Nach Ute Scherbs Vortrag folgte die Podiumsdiskussion „Stiften Frauen Macht?“, die von der SWR-Moderatorin Sabine Freudenberg geleitet wurde und an der Dr. Susanne Asche als Geschäftsführerin der Bürger-Stiftung St. Andreas sowie der Kulturstiftung, Susanne Bächer als Vorstandsmitglied der filia-Stiftung, Dr. Gilla Dölle als Mitbegründerin der Stiftung Archiv der Deutschen Frauenbewegung sowie die Offenburger Oberbürgermeisterin Edith Schreiner als Vorsitzende des Stiftungsrates der Aenne-Burda-Stiftung teilnahmen. Lebhaft diskutierten sie über Sinn und Zweck von Frauenstiftungen, sprachen über den Zusammenhang von Geld und Macht und die Frage, inwieweit Frauen durch Stiftungen Macht zukomme. Ausführlich wurde auf die Frage eingegangen, ob sich mit Stiftungen politische Akzente setzen ließen und ob dabei für Stiftungen die Gefahr bestehe, letztlich Aufgaben von Staat und Kommunen zu übernehmen.

Es zeigte sich im Laufe des Meinungsaustausches, dass Frauenstiftungen häufig über geringere finanzielle Ressourcen verfügen als von Männern ins Leben gerufene Stiftungen. Das Beispiel der filia-Stiftung machte deutlich, dass durch den Zusammenschluss mehrerer Frauen dennoch die Gründung einer kapitalstarken Stiftung möglich ist. Trotzdem, so Gilla Dölle, blieben die Ressourcen begrenzt, Stiftungen könnten nur in beschränktem Maße fördernd tätig sein, eine Auswahl der zu unterstützenden Projekte oder Personen sei nötig.
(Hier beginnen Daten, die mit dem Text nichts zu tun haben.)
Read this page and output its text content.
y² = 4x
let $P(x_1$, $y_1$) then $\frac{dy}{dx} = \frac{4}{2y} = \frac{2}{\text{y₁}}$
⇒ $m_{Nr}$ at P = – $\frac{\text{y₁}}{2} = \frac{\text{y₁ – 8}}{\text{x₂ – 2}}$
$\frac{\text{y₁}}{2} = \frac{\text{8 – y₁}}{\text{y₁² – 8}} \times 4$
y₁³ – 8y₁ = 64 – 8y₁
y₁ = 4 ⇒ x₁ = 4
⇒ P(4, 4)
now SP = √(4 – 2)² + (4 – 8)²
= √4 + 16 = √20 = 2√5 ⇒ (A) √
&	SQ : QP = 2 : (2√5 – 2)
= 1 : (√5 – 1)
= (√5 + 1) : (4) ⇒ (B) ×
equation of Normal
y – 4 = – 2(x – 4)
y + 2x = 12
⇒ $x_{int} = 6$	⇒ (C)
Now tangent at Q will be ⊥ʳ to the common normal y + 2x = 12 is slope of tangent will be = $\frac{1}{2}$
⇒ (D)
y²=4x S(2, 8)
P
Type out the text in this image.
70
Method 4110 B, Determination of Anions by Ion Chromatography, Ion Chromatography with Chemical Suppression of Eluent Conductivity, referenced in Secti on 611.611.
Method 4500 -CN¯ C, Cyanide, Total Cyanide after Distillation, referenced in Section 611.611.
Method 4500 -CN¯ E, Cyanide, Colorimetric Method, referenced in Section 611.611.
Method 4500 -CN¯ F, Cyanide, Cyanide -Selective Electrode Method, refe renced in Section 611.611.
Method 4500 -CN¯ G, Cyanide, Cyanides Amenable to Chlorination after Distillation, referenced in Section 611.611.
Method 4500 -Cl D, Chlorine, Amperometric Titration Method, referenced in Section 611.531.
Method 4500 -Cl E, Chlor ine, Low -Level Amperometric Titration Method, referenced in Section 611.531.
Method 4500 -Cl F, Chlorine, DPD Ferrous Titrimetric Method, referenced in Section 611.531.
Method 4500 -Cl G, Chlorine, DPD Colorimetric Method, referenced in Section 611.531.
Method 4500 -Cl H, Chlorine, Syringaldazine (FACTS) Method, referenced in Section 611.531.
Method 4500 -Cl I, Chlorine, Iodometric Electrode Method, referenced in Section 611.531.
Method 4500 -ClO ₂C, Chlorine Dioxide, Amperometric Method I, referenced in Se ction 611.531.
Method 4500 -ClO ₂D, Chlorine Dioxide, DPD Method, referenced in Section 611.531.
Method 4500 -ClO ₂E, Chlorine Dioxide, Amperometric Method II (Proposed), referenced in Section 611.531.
Gleichwohl bestehe die Möglichkeit, wie Susanne Asche betonte, durch Stiftungen und Stipendien gezielt zu unterstützen und somit politische Akzente zu setzen. Edith Schreiner hob hervor, dass Stiftungsgelder der Aenne-Burda-Stiftung für Förderprojekte wie das Offenburger Frauengesundheitszentrum verwendet würden und damit Starthilfen für Projekte gäben, die sonst nur wenig oder gar keine Chance auf staatliche oder kommunale Förderung hätten.

Die Tagung hatte zum Ziel, das weibliche Stiftungswesen im 19. und 20. Jahrhundert vorzustellen und in seinen unterschiedlichen Facetten historisch auszuleuchten. Durch Vorträge und Diskussionen gelang es, den circa 60 Teilnehmerinnen sowohl Traditionslinien als auch Veränderungen im weiblichen Stiftungswesen aufzuzeigen sowie über Wesen und Zweck weiblichen Stiftens zu informieren und zu sensibilisieren.